A nadie nos gusta que nos corrijan. Supone siempre una violencia para nuestro «ego». Pero la Verdad dicha con respeto y para buscar la perfección del otro, siempre construye.

La Palabra de Dios siempre es la Verdad que nos corrije. Por eso, siempre nos purifica, se convierte en un pequeño purgatorio anticipado. Pero, ¿estamos dispuestos a que el Alfarero modele nuestra historia?

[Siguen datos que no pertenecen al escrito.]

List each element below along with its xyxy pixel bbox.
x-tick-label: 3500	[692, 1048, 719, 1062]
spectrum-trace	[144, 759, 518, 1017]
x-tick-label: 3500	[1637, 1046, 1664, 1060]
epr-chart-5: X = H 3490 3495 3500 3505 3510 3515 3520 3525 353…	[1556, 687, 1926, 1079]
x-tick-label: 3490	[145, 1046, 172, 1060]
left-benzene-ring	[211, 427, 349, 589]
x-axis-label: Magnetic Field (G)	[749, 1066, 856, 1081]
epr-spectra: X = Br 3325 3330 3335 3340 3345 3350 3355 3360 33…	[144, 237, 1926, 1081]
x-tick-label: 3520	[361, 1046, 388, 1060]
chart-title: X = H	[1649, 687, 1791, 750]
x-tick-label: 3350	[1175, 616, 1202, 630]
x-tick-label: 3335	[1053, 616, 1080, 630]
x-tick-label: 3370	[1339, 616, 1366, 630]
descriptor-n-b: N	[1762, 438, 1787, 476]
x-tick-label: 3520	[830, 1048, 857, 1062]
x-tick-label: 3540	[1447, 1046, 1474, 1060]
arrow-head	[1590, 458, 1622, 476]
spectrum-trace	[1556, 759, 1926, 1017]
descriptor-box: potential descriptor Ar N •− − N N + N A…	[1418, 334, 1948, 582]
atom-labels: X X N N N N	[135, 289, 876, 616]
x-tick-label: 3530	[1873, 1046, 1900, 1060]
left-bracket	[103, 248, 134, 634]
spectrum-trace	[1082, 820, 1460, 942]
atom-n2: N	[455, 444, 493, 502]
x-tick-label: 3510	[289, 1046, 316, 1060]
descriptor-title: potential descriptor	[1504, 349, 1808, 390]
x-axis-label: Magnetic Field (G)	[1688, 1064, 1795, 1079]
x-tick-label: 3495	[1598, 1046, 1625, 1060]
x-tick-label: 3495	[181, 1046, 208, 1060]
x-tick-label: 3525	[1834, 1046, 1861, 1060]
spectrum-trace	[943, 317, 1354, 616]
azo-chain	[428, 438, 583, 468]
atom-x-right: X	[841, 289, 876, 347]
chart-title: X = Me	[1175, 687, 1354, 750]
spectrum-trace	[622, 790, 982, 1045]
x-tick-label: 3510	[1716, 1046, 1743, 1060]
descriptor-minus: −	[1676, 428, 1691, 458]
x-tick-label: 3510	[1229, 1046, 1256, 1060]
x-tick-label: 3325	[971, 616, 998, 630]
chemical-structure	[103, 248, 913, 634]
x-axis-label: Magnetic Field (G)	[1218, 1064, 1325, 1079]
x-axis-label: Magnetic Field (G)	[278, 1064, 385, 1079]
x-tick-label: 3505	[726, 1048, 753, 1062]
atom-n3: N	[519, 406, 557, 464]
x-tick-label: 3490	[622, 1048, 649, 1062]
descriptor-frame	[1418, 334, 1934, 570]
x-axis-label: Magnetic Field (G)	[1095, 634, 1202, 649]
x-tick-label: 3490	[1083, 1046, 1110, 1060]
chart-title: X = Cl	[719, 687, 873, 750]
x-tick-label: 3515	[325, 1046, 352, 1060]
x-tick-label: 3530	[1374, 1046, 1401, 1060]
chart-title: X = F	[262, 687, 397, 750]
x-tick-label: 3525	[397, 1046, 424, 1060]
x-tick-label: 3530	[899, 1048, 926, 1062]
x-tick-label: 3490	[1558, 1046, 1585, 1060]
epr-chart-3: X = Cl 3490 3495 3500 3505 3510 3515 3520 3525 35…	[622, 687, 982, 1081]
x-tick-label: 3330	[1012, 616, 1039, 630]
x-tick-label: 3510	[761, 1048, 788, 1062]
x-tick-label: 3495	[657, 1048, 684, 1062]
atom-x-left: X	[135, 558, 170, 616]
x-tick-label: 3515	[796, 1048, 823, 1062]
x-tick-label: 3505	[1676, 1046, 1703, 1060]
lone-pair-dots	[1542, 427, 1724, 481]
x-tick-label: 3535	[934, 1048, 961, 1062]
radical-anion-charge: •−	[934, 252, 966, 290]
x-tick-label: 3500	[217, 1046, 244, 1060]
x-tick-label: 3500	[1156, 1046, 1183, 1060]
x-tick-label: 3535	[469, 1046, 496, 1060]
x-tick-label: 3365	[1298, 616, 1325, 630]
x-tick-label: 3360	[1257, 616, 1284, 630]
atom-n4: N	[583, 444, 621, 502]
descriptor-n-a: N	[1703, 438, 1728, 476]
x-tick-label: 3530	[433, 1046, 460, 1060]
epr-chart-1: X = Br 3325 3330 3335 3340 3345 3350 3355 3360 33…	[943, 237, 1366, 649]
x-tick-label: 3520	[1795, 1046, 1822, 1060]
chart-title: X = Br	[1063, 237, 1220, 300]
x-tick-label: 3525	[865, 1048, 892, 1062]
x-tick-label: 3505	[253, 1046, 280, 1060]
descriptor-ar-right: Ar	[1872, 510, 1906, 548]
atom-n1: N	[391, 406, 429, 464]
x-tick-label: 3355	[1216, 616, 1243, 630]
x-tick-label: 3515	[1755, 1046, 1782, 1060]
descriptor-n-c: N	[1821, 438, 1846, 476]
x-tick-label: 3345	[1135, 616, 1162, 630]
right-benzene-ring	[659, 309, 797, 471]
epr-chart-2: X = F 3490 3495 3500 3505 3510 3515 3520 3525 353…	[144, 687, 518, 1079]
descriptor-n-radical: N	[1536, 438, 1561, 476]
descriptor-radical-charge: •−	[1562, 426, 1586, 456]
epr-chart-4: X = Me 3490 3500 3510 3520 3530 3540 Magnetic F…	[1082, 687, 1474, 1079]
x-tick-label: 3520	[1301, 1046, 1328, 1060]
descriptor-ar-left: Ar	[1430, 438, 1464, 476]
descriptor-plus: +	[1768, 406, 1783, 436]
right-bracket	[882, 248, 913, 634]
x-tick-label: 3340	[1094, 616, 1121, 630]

Jeremías era las manos de Dios que quería modelar a su pueblo en la verdad, pero su pueblo, por su «ego» endurecido no quería corregirse. ¿Para qué seguir las palabras exigentes de Jeremías si se conformaban con las palabras suaves de los sacerdotes y profetas del Templo? Y la mediocridad del pueblo hacía odiosas las palabras del profeta que anunciaba la perdición de Jerusalen si no había una verdadera conversión.

También Jesús se hizo odioso por sus palabras llenas de exigencia y de libertad frente al poder y el dinero. Jesús  quiere que no nos conformemos. No podemos callarnos la injusticia por miedo a perder la imagen ante los demás. Ni mirar a otro lado cuando vemos el dolor del prójimo, pensando que eso no nos incumbe. Sin embargo, eso es ¡beber el caliz de Jesús! Él hace así: viene a servir y a dar su vida en rescate por muchos. Porque no se desentiende. Y en esta ciudad en que nos movemos -y me lo digo a mi mismo-, miramos poco a los demás. Nos preocupamos de resolver nuestra pequeña escala sin complicarnos con la historia del otro… Y Jesús nos dice: ¡hay que servir! ¡Hay que beber de mi caliz! Cuando esto ocurre, el mundo se transforma.

Desde hace unas horas, creo que ya no soy el mismo. Me ha tumbado el testimonio de una familia de Italia que han acogido en su casa a un chico musulmán del Senegal, que habiendo salvado su vida tras pasar en lancha el mediterráneo, le diagnosticaron en el Hospital de campaña un cáncer terminal. Le acogieron en su casa, le trataron como un hijo más. Los chavales de este matrimonio, le vieron como un hermano, y le ayudaron a llevar adelante, en familia, los últimos meses de su vida. Hubo dos oraciones por su alma, en la parroquia y en la mezquita que frecuentaba. En ambos lugares se sentía la fraternidad entre todos. Cuando localizaron a la madre del jóven para darle la noticia, dijo a esta familia: «siempre estaré agradecida a Dios por lo que han hecho por mi hijo. Yo le he dado a mi hijo la vida natural, pero ustedes le han dado la vida verdadera».

Realmente merece la pena convertirse y no conformarse. ¡Cuántas son las maravillosas obras que podría hacer Dios con nosotros!